Overview of the CineStudio data construction pipeline.

Generation Results

Edge Harmonization

Edge harmonization

Superior edge harmonization. Compared to baselines that suffer from severe green spill and boundary artifacts (highlighted by red boxes), our model generates clean, natural edges without residual green contamination.

Robustness to Imperfect Segmentation

Segmentation robustness

Robustness to imperfect foreground segmentation. We highlight four challenging cases where the input green-screen videos (top rows) contain mask defects, as indicated by the red bounding boxes. These include severely corrupted body parts, arbitrary holes, and artificial occlusions. Without any explicit inpainting prompts, our model (bottom rows) robustly reconstructs the missing foreground structures while seamlessly compositing them into the generated backgrounds with global illumination and structural harmony.

Implicit Scene-Adaptive Relighting

Relighting results

Implicit scene-adaptive relighting. Our model automatically harmonizes the foreground illumination with the newly synthesized backgrounds without requiring any explicit relighting prompts or maps.
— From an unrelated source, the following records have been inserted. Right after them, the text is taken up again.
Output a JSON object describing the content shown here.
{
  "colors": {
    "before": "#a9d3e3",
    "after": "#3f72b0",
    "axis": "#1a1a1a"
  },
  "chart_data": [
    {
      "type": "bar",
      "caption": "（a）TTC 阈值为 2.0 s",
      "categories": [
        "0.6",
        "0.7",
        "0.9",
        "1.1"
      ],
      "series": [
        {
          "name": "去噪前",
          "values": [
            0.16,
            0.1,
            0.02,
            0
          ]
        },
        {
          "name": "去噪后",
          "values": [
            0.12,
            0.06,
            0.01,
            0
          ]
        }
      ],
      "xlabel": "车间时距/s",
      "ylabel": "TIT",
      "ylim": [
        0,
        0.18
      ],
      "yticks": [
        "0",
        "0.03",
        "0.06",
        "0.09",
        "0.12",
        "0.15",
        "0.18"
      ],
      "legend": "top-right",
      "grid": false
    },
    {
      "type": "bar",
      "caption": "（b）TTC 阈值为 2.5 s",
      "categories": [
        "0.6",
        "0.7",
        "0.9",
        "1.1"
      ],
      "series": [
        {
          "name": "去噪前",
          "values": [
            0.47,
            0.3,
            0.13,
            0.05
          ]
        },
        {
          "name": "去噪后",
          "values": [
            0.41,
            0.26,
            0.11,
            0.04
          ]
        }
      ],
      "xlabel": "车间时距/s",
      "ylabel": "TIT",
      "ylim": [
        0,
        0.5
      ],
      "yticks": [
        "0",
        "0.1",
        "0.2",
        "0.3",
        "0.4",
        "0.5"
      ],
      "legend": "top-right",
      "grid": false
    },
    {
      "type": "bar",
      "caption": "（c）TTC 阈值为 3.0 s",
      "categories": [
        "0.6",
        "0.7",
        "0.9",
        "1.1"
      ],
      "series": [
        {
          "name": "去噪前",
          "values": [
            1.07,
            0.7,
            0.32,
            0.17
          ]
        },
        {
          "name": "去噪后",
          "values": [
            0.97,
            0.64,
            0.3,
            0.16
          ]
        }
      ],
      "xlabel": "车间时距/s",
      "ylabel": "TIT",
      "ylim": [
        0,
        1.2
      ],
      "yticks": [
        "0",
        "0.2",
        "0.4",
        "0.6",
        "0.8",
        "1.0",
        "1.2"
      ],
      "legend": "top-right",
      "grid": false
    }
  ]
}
Multi-Frame Background Control

Multi-frame control

Effect of multi-frame background control. Comparing inference results conditioned on 1, 2, and 3 background reference images. The 3-reference control effectively anchors the background at the beginning, middle, and end temporal locations, yielding the most temporally coherent results that closely match the ground truth (GT). Fewer reference frames lead to information deficits at unconditioned time steps, causing structural deviations and abrupt disappearance or morphing of background objects.